If a Medicare claim is denied, ask the physician or hospital to double-check to ensure it was coded correctly and invoiced.

5) Think about Medicare Supplement Plans

Consider a Medigap program, also known as Medicare supplemental plan, to help you save money on expenses that Original Medicare does not cover. Depending on the coverage you choose, they will support your Part A/B coinsurance, Part A deductible, and even healthcare in a foreign country.

However, they can increase your out-of-pocket costs because the plans require a monthly premium. You must determine whether or not a Medigap policy will save you more money in the long run.

6) Examine Medicare Savings Programs

Check out Medicare Savings Programs if you can’t afford your Part A/B premiums, deductibles, coinsurance, or copays. Similarly, if you are unable to afford your Part D expenses, search for Extra Help.
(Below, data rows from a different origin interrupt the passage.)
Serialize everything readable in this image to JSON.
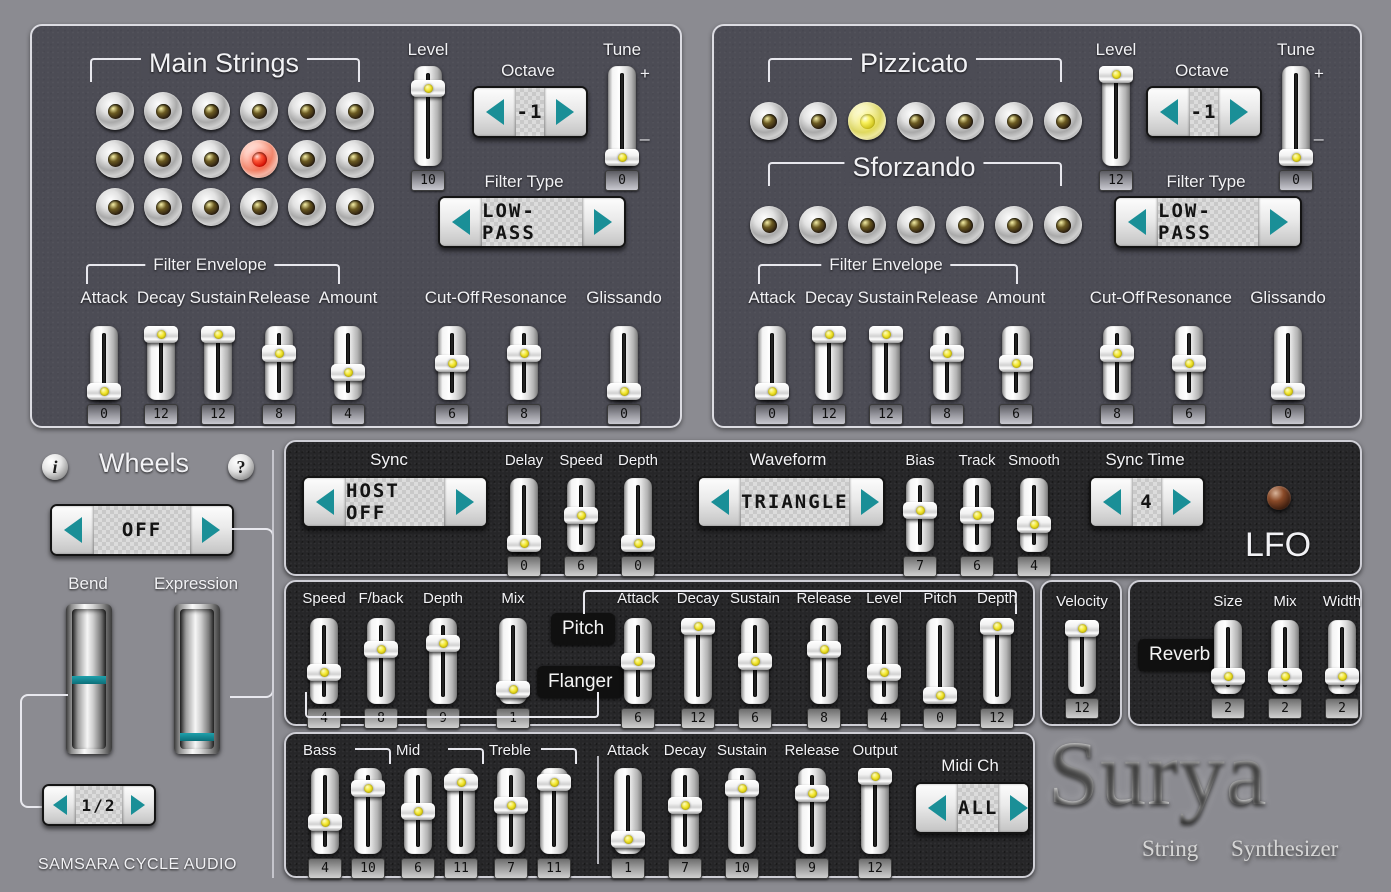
{
  "brand": {
    "name": "Surya",
    "sub_left": "String",
    "sub_right": "Synthesizer",
    "company": "SAMSARA CYCLE AUDIO",
    "accent": "#1a8f97",
    "led_on": "#f5e82e",
    "panel_bg": "#4c4c55",
    "dark_bg": "#262628"
  },
  "main_strings": {
    "title": "Main Strings",
    "buttons": [
      {
        "state": "off"
      },
      {
        "state": "off"
      },
      {
        "state": "off"
      },
      {
        "state": "off"
      },
      {
        "state": "off"
      },
      {
        "state": "off"
      },
      {
        "state": "off"
      },
      {
        "state": "off"
      },
      {
        "state": "off"
      },
      {
        "state": "on-red"
      },
      {
        "state": "off"
      },
      {
        "state": "off"
      },
      {
        "state": "off"
      },
      {
        "state": "off"
      },
      {
        "state": "off"
      },
      {
        "state": "off"
      },
      {
        "state": "off"
      },
      {
        "state": "off"
      }
    ],
    "level": {
      "label": "Level",
      "value": "10",
      "max": 12
    },
    "octave": {
      "label": "Octave",
      "value": "-1"
    },
    "tune": {
      "label": "Tune",
      "value": "0",
      "plus": "+",
      "minus": "_",
      "max": 12
    },
    "filter_type": {
      "label": "Filter Type",
      "value": "LOW-PASS"
    },
    "filter_envelope": {
      "title": "Filter Envelope",
      "sliders": [
        {
          "label": "Attack",
          "value": "0",
          "max": 12
        },
        {
          "label": "Decay",
          "value": "12",
          "max": 12
        },
        {
          "label": "Sustain",
          "value": "12",
          "max": 12
        },
        {
          "label": "Release",
          "value": "8",
          "max": 12
        },
        {
          "label": "Amount",
          "value": "4",
          "max": 12
        }
      ]
    },
    "extra": [
      {
        "label": "Cut-Off",
        "value": "6",
        "max": 12
      },
      {
        "label": "Resonance",
        "value": "8",
        "max": 12
      },
      {
        "label": "Glissando",
        "value": "0",
        "max": 12
      }
    ]
  },
  "pizzicato": {
    "title": "Pizzicato",
    "buttons": [
      {
        "state": "off"
      },
      {
        "state": "off"
      },
      {
        "state": "on-yellow"
      },
      {
        "state": "off"
      },
      {
        "state": "off"
      },
      {
        "state": "off"
      },
      {
        "state": "off"
      }
    ],
    "sforzando_title": "Sforzando",
    "sforzando_buttons": [
      {
        "state": "off"
      },
      {
        "state": "off"
      },
      {
        "state": "off"
      },
      {
        "state": "off"
      },
      {
        "state": "off"
      },
      {
        "state": "off"
      },
      {
        "state": "off"
      }
    ],
    "level": {
      "label": "Level",
      "value": "12",
      "max": 12
    },
    "octave": {
      "label": "Octave",
      "value": "-1"
    },
    "tune": {
      "label": "Tune",
      "value": "0",
      "plus": "+",
      "minus": "_",
      "max": 12
    },
    "filter_type": {
      "label": "Filter Type",
      "value": "LOW-PASS"
    },
    "filter_envelope": {
      "title": "Filter Envelope",
      "sliders": [
        {
          "label": "Attack",
          "value": "0",
          "max": 12
        },
        {
          "label": "Decay",
          "value": "12",
          "max": 12
        },
        {
          "label": "Sustain",
          "value": "12",
          "max": 12
        },
        {
          "label": "Release",
          "value": "8",
          "max": 12
        },
        {
          "label": "Amount",
          "value": "6",
          "max": 12
        }
      ]
    },
    "extra": [
      {
        "label": "Cut-Off",
        "value": "8",
        "max": 12
      },
      {
        "label": "Resonance",
        "value": "6",
        "max": 12
      },
      {
        "label": "Glissando",
        "value": "0",
        "max": 12
      }
    ]
  },
  "wheels": {
    "title": "Wheels",
    "info_icon": "i",
    "help_icon": "?",
    "mode": {
      "value": "OFF"
    },
    "bend": {
      "label": "Bend",
      "position": 0.5
    },
    "expression": {
      "label": "Expression",
      "position": 0.06
    },
    "range": {
      "value": "1/2"
    }
  },
  "lfo": {
    "title": "LFO",
    "sync": {
      "label": "Sync",
      "value": "HOST OFF"
    },
    "sliders": [
      {
        "label": "Delay",
        "value": "0",
        "max": 12
      },
      {
        "label": "Speed",
        "value": "6",
        "max": 12
      },
      {
        "label": "Depth",
        "value": "0",
        "max": 12
      }
    ],
    "waveform": {
      "label": "Waveform",
      "value": "TRIANGLE"
    },
    "sliders2": [
      {
        "label": "Bias",
        "value": "7",
        "max": 12
      },
      {
        "label": "Track",
        "value": "6",
        "max": 12
      },
      {
        "label": "Smooth",
        "value": "4",
        "max": 12
      }
    ],
    "sync_time": {
      "label": "Sync Time",
      "value": "4"
    }
  },
  "flanger": {
    "tag": "Flanger",
    "sliders": [
      {
        "label": "Speed",
        "value": "4",
        "max": 12
      },
      {
        "label": "F/back",
        "value": "8",
        "max": 12
      },
      {
        "label": "Depth",
        "value": "9",
        "max": 12
      },
      {
        "label": "Mix",
        "value": "1",
        "max": 12
      }
    ]
  },
  "pitch": {
    "tag": "Pitch",
    "sliders": [
      {
        "label": "Attack",
        "value": "6",
        "max": 12
      },
      {
        "label": "Decay",
        "value": "12",
        "max": 12
      },
      {
        "label": "Sustain",
        "value": "6",
        "max": 12
      },
      {
        "label": "Release",
        "value": "8",
        "max": 12
      },
      {
        "label": "Level",
        "value": "4",
        "max": 12
      },
      {
        "label": "Pitch",
        "value": "0",
        "max": 12
      },
      {
        "label": "Depth",
        "value": "12",
        "max": 12
      }
    ]
  },
  "velocity": {
    "label": "Velocity",
    "value": "12",
    "max": 12
  },
  "reverb": {
    "tag": "Reverb",
    "sliders": [
      {
        "label": "Size",
        "value": "2",
        "max": 12
      },
      {
        "label": "Mix",
        "value": "2",
        "max": 12
      },
      {
        "label": "Width",
        "value": "2",
        "max": 12
      }
    ]
  },
  "eq": {
    "groups": [
      {
        "label": "Bass",
        "sliders": [
          {
            "value": "4",
            "max": 12
          },
          {
            "value": "10",
            "max": 12
          }
        ]
      },
      {
        "label": "Mid",
        "sliders": [
          {
            "value": "6",
            "max": 12
          },
          {
            "value": "11",
            "max": 12
          }
        ]
      },
      {
        "label": "Treble",
        "sliders": [
          {
            "value": "7",
            "max": 12
          },
          {
            "value": "11",
            "max": 12
          }
        ]
      }
    ]
  },
  "amp": {
    "sliders": [
      {
        "label": "Attack",
        "value": "1",
        "max": 12
      },
      {
        "label": "Decay",
        "value": "7",
        "max": 12
      },
      {
        "label": "Sustain",
        "value": "10",
        "max": 12
      },
      {
        "label": "Release",
        "value": "9",
        "max": 12
      },
      {
        "label": "Output",
        "value": "12",
        "max": 12
      }
    ],
    "midi_ch": {
      "label": "Midi Ch",
      "value": "ALL"
    }
  }
}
These programs (based on your financial situation) can minimize or eliminate some of your costs. (Eligibility rules vary slightly by state; click on your state on the map to learn more.)

7) Negotiate, Negotiate, Negotiate   

If your hospital, doctor, or laboratory facility does not cover a specific service you require, negotiate with them. There’s no guarantee they’ll agree, but they might offer you lower rates, as they frequently do for people who don’t have insurance.

Remember, if Medicare or a Medicare Advantage plan withholds coverage for a service (even if you appeal the decision), you are only liable for Medicare’s rate for that service. Typically, you can find the rate for Part B services online by going to your Part B Medicare insurance agency website. This amount is frequently much lower than the billed charges of a provider.